Codeforces 1137C - Museums Tour While not a pure string problem, it uses the periodic structure of schedules (repeating strings of open/closed days) combined with graph traversal. Recognizing the periodicity is a border-like insight.

Codeforces 1968G2 - Division + LCP (Hard Version) Split a string into $k$ equal parts maximizing LCP. Involves suffix arrays and understanding periodic structure deeply. The connection to borders: the LCP of a string with its own shifted copy is directly related to the prefix function.

Codeforces 25E - Test Given three strings, find the shortest string that contains all three as substrings. For each pair, compute the maximum overlap (longest suffix of one that is a prefix of the other) using KMP, then try all orderings.

Bonus: Z-Function as an Alternative

The Z-function $z[i]$ gives the length of the longest substring starting at position $i$ that matches a prefix of $s$. It solves many of the same problems as the prefix function but from a different angle.

Prefix function $\pi$	Z-function $z$
$\pi[i]$ = longest border of $s[0 \ldots i]$	$z[i]$ = longest match of $s[i \ldots]$ with $s[0 \ldots]$
Borders = prefix = suffix	Z-values = prefix match at each position
Follow chain to get all borders	$z[i] + i = n$ iff $s[i \ldots n-1]$ is a border

You can convert between them in $O(n)$:

From $z$ to $\pi$: for each $i$ where $z[i] > 0$, the positions $i, i+1, \ldots, i+z[i]-1$ have prefix matches of lengths $z[i], z[i]-1, \ldots, 1$ respectively.
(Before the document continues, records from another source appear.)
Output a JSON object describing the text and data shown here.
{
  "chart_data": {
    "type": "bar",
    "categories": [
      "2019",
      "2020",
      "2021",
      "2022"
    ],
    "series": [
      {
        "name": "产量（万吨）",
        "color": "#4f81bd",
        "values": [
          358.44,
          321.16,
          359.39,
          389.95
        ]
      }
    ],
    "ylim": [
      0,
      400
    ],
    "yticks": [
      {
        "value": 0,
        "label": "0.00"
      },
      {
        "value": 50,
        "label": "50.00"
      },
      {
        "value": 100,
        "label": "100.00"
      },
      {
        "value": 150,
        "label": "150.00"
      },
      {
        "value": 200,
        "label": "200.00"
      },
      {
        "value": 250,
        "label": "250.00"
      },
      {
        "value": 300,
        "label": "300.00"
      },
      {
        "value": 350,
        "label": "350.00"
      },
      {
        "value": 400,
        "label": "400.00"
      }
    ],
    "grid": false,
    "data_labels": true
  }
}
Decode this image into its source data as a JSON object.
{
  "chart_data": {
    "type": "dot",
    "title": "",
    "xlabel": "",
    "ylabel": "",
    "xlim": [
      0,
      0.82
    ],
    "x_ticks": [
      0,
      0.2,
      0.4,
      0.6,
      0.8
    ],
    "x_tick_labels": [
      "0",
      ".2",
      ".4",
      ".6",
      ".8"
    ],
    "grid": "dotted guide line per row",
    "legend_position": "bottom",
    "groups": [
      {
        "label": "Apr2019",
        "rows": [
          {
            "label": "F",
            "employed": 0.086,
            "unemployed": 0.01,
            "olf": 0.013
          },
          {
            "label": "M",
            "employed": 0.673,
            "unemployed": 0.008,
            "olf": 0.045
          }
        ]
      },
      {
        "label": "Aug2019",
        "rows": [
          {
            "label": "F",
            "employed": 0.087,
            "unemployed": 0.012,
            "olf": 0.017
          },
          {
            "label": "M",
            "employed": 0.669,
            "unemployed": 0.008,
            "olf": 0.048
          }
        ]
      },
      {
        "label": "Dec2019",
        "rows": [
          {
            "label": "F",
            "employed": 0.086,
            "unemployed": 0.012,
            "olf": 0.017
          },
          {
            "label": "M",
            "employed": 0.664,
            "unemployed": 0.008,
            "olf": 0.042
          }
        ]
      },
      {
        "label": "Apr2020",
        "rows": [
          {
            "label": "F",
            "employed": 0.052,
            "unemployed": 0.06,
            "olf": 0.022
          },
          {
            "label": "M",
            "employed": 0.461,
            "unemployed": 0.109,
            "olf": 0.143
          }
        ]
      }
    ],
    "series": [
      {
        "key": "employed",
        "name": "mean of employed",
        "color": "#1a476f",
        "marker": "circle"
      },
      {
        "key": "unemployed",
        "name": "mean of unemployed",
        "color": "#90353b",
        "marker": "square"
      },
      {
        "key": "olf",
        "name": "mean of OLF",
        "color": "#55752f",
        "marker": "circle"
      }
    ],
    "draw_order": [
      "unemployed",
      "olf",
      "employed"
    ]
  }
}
Take the maximum that reaches each position.
From $\pi$ to $z$: follow all $\pi$-chains.

Many competitive programmers prefer whichever they find more intuitive. Problems solvable with one are almost always solvable with the other.

Summary

The border of a string is a deceptively simple concept — a prefix that is also a suffix — but it underpins an enormous amount of string algorithm theory. The prefix function computes longest borders, gives you all periods, enables pattern matching via KMP, and powers automaton-based DP for constrained string counting.

When you see a problem mentioning any of these:

“prefix equals suffix”
“repeating structure” or “periodic string”
“find a pattern in a text”
“count strings containing/avoiding a pattern”
“overlap between strings”

there is a good chance that borders and the KMP failure function are the right tool.